Paper 2019/933

Low Entropy Key Negotiation Attacks on Bluetooth and Bluetooth Low Energy

Daniele Antonioli and Nils Ole Tippenhauer and Kasper Rasmussen

Abstract

The specification of Bluetooth and Bluetooth Low Energy includes dedicated encryption key negotiation protocols used by two parties to agree on the entropy of encryption keys.

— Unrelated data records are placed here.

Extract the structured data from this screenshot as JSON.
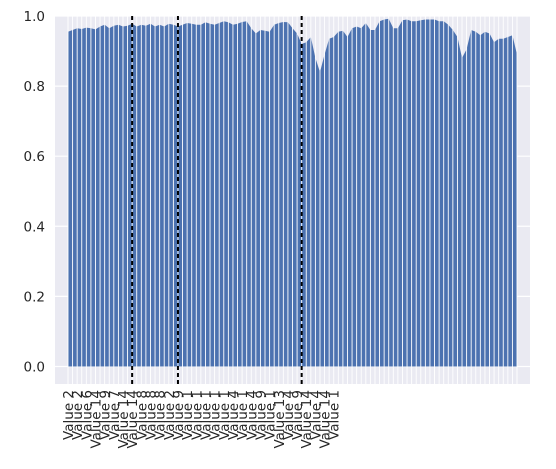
{
  "chart_data": {
    "type": "area",
    "title": "",
    "xlabel": "",
    "ylabel": "",
    "ylim": [
      -0.05,
      1.0
    ],
    "yticks": [
      0.0,
      0.2,
      0.4,
      0.6,
      0.8,
      1.0
    ],
    "ytick_labels": [
      "0.0",
      "0.2",
      "0.4",
      "0.6",
      "0.8",
      "1.0"
    ],
    "xtick_labels": [
      "Value 2",
      "Value 2",
      "Value 6",
      "Value 14",
      "Value 9",
      "Value 7",
      "Value 14",
      "Value 14",
      "Value 8",
      "Value 8",
      "Value 8",
      "Value 2",
      "Value 9",
      "Value 1",
      "Value 1",
      "Value 1",
      "Value 1",
      "Value 1",
      "Value 4",
      "Value 1",
      "Value 4",
      "Value 9",
      "Value 1",
      "Value 13",
      "Value 4",
      "Value 9",
      "Value 14",
      "Value 4",
      "Value 14",
      "Value 1"
    ],
    "label_every": 2,
    "grid": true,
    "colors": {
      "area": "#4c72b0",
      "axes_background": "#eaeaf2",
      "grid": "#ffffff",
      "vline": "#000000"
    },
    "vlines_at_index": [
      14,
      24,
      51
    ],
    "values": [
      0.955,
      0.96,
      0.965,
      0.963,
      0.967,
      0.965,
      0.962,
      0.97,
      0.975,
      0.965,
      0.972,
      0.975,
      0.97,
      0.972,
      0.978,
      0.97,
      0.975,
      0.972,
      0.978,
      0.97,
      0.975,
      0.97,
      0.978,
      0.975,
      0.97,
      0.975,
      0.98,
      0.978,
      0.975,
      0.975,
      0.982,
      0.978,
      0.975,
      0.98,
      0.985,
      0.982,
      0.975,
      0.978,
      0.983,
      0.985,
      0.965,
      0.95,
      0.96,
      0.958,
      0.955,
      0.975,
      0.98,
      0.983,
      0.982,
      0.965,
      0.95,
      0.92,
      0.925,
      0.94,
      0.88,
      0.84,
      0.89,
      0.935,
      0.94,
      0.955,
      0.958,
      0.94,
      0.965,
      0.97,
      0.965,
      0.98,
      0.96,
      0.96,
      0.985,
      0.99,
      0.992,
      0.965,
      0.965,
      0.988,
      0.99,
      0.985,
      0.985,
      0.988,
      0.99,
      0.99,
      0.99,
      0.985,
      0.985,
      0.975,
      0.96,
      0.94,
      0.88,
      0.905,
      0.96,
      0.955,
      0.945,
      0.955,
      0.95,
      0.925,
      0.935,
      0.935,
      0.94,
      0.945,
      0.89
    ]
  }
}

In this work, we show that an attacker can manipulate the entropy negotiation of Bluetooth and Bluetooth Low Energy to drastically reduce the encryption key space. We call our attack the Key Negotiation Of Bluetooth (KNOB) attack. In the case of Bluetooth, we demonstrate that the entropy can be reduced from 16 to 1 Byte. Such low entropy enables the attacker to easily brute force the negotiated encryption keys, decrypt the eavesdropped ciphertext, and inject valid encrypted messages in real-time. For Bluetooth Low Energy, we show that the entropy can still be downgraded from 16 to 7 Bytes, which reduces the attacker's effort to brute force the keys. We implement and evaluate the KNOB attack on 17 Bluetooth chips (e.g., Intel Broadcom, Apple, and Qualcomm) and 15 Bluetooth Low Energy devices (e.g., Lenovo, Garmin, Samsung, Xiaomi, and Fitbit). Our results demonstrate that all tested devices are vulnerable to the KNOB attack. We discuss legacy and non-legacy compliant countermeasures to neutralize or mitigate the KNOB attack.